Comédie dans le noir : L’argent fait la farce
De toutes les pièces produites par le Théâtre Juste pour rire depuis 11 ans, Comédie dans le noir est sûrement la plus vide de sens.
Parmi toutes les pièces produites par le Théâtre Juste pour rire depuis 11 ans, Comédie dans le noir est sûrement la plus vide de sens. Avec Les Palmes de M. Schutz, Picasso au lapin agile, Le Dîner de cons ou la Callas, il y avait un semblant de propos sous le masque comique, voire une morale quelconque derrière les situations absurdes: la tolérance, les préjugés de classe, la rigueur artistique, etc. Ici, ne cherchez pas de contenu, vous n’en trouverez point. Nous nageons dans la farce pure et simple.
Tant mieux.
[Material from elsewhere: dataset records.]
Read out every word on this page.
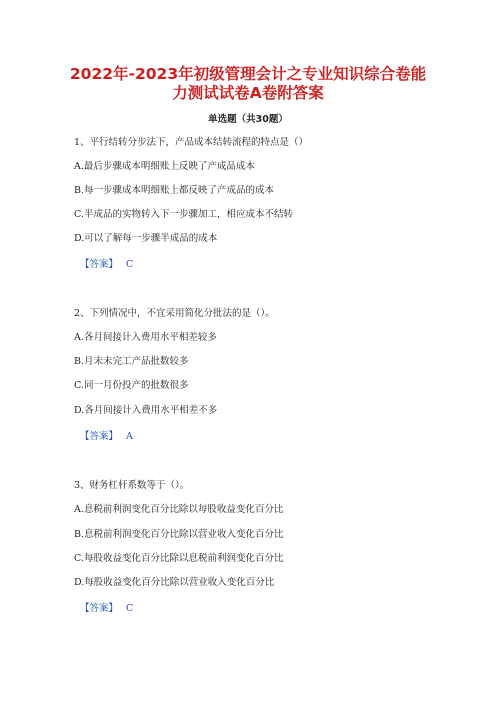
2022年-2023年初级管理会计之专业知识综合卷能
力测试试卷A卷附答案
单选题（共30题）
1、平行结转分步法下，产品成本结转流程的特点是（）
A.最后步骤成本明细账上反映了产成品成本
B.每一步骤成本明细账上都反映了产成品的成本
C.半成品的实物转入下一步骤加工，相应成本不结转
D.可以了解每一步骤半成品的成本
【答案】 C
2、下列情况中，不宜采用简化分批法的是（）。
A.各月间接计入费用水平相差较多
B.月末未完工产品批数较多
C.同一月份投产的批数很多
D.各月间接计入费用水平相差不多
【答案】 A
3、财务杠杆系数等于（）。
A.息税前利润变化百分比除以每股收益变化百分比
B.息税前利润变化百分比除以营业收入变化百分比
C.每股收益变化百分比除以息税前利润变化百分比
D.每股收益变化百分比除以营业收入变化百分比
【答案】 C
Car la reprise de Comédie dans le noir dirigée par Denise Filiatrault, à l’affiche du TNM jusqu’au 21 juillet, ne prétend pas à autre chose que de faire rire le (grand) public. Pour ce, les producteurs ont misé sur une bonne distribution (dont Jacques Girard, Serge Postigo et Pierrette Robitaille qui est probablement la femme la plus drôle au Québec à l’heure actuelle) et une mise en scène rythmée, habilement chorégraphiée (madame Filiatrault connaît bien les lois du burlesque et de la commedia dell’arte). Le tout est bien encadré par le très beau décor d’André Barbe.
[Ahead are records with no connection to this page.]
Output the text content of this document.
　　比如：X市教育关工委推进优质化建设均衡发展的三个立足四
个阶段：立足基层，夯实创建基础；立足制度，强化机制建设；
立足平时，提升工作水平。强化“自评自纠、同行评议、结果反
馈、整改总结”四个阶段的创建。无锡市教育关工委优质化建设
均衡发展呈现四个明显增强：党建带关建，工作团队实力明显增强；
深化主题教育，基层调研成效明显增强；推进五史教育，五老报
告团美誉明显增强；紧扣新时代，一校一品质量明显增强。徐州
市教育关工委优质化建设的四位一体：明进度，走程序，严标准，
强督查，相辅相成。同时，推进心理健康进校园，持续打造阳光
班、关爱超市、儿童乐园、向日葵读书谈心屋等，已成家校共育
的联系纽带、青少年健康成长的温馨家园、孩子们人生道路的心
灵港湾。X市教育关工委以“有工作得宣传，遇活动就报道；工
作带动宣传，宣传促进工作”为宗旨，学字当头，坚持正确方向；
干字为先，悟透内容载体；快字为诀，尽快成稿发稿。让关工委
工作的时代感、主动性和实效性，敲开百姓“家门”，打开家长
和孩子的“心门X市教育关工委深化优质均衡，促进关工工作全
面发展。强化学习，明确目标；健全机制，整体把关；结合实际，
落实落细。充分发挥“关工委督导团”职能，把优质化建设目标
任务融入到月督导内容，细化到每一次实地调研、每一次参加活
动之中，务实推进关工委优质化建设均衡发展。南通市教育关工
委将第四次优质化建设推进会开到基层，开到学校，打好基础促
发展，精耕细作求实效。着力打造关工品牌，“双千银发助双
La pièce écrite en 1965 par le réputé dramaturge anglais Peter Shaffer (Amadeus et Equus) repose sur une bon flash: la représentation commence dans le noir. Le couple de protagonistes, Bernard (Postigo), un sculpteur avide de reconnaissance, et sa fiancée (Catherine Sénart) attendent la visite d’un millionnaire amateur d’art contemporain. Au bout de cinq minutes, une panne d’électricité survient. Alors, la scène s’éclaire et les comédiens jouent comme s’ils étaient plongés dans l’obscurité.
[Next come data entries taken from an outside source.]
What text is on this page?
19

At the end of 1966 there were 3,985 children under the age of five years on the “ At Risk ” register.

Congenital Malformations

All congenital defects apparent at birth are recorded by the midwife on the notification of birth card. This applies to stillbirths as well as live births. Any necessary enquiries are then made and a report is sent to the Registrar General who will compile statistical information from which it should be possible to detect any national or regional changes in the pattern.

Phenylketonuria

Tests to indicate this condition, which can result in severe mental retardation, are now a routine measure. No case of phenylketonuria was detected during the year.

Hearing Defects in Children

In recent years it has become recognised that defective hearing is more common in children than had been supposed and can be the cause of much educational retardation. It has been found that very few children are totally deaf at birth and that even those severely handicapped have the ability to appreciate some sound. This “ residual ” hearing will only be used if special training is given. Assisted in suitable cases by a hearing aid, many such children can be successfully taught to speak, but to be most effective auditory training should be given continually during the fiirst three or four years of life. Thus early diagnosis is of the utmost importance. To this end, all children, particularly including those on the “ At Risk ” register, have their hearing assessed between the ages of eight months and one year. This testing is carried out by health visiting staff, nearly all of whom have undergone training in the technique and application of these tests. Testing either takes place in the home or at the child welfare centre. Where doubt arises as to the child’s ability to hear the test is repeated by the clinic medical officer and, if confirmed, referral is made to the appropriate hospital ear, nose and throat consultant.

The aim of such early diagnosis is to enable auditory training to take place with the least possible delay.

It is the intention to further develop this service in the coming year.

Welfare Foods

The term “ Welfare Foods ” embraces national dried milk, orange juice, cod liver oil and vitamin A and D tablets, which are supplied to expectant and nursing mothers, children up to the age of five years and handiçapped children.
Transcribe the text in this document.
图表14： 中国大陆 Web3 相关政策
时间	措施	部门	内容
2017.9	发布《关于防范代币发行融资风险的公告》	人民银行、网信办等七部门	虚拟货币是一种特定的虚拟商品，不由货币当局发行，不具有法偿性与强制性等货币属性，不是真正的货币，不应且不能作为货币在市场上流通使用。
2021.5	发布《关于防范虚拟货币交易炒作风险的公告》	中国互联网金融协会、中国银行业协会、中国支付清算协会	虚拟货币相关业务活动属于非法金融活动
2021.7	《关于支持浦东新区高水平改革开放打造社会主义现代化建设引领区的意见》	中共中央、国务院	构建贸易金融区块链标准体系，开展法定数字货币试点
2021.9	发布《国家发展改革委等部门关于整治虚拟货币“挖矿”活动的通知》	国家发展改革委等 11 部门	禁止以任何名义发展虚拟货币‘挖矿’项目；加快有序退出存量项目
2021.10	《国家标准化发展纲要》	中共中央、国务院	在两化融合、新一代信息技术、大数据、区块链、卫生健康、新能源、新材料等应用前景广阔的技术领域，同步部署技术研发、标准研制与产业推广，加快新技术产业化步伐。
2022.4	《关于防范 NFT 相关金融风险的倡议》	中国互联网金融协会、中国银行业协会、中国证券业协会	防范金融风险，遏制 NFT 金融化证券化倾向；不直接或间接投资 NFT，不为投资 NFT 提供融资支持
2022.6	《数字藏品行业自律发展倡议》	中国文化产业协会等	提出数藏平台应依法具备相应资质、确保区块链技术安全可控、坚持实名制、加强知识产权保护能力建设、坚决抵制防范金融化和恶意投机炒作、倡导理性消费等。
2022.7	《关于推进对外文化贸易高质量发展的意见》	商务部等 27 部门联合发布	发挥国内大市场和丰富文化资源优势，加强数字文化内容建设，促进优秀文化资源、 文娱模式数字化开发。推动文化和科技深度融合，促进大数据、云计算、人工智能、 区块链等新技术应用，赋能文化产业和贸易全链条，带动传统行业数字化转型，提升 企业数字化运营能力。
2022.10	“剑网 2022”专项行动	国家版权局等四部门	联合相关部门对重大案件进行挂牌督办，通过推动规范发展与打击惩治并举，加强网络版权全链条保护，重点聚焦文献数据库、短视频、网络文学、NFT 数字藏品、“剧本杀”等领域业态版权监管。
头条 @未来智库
Comme si la situation n’était pas assez cocasse, une série de personnages caricaturaux arrivent tour à tour chez Bernard et sèment davantage la pagaille à coups de quiproquos: le père autoritaire (Girard); l’ex-blonde bitch (Isabelle Blais); le gai fofolle (Carl Béchard, très drôle; la vieille fille pincée (Pierrette Robitaille)… Dans sa traduction, Danièle Lorain a adapté l’histoire à la réalité québécoise actuelle avec références politiques (le vote ethnique au référendum) et culturelles (la "gang de malades" de Daniel Boucher). Ce qui s’explique, car la pièce a quelque peu vieilli.
En effet, la bonne idée à la base du texte de Shaffer s’étire pendant 95 minutes sans véritables surprises, car la majorité des gags sont prévisibles. Néanmoins, la convention a le mérite de permettre aux comédiens de se surpasser physiquement et de jouer au bout la corde du comique. Et c’est uniquement pour eux que Comédie dans le noir mérite le déplacement. Ces acteurs ne se regardent jamais durant la pièce (transgressant ainsi les règles habituelles du jeu et de l’écoute). Ils se défoulent sur scène – surtout Postigo qui donne une performance athlétique – et leurs déplacements ressemblent à de l’acrobatie ou à de la nouvelle danse. En prime, chaque comédien a son numéro solo. Un des moments forts du spectacle demeure le monologue sur le supermarché qui vaut deux claques à Pierrette Robitaille.
Entre les classiques (Molière, Feydeau, Pagnol) et les pièces sur des personnages historiques (Pierre et Marie Curie, Maria Callas, Picasso, Einstein, Diderot), le Théâtre Juste pour rire semblait avoir trouvé sa voie artistique: proposer du divertissement théâtral de qualité en été.
Or ici, avec Comédie dans le noir, la barre semble un peu plus bas. Le Théâtre Juste pour rire glisse dans un genre plus près du Théâtre des Variétés haut de gamme que du grand répertoire comique. Cela rapportera sûrement aux guichets. Mais les amateurs de théâtre demeureront sur leur faim.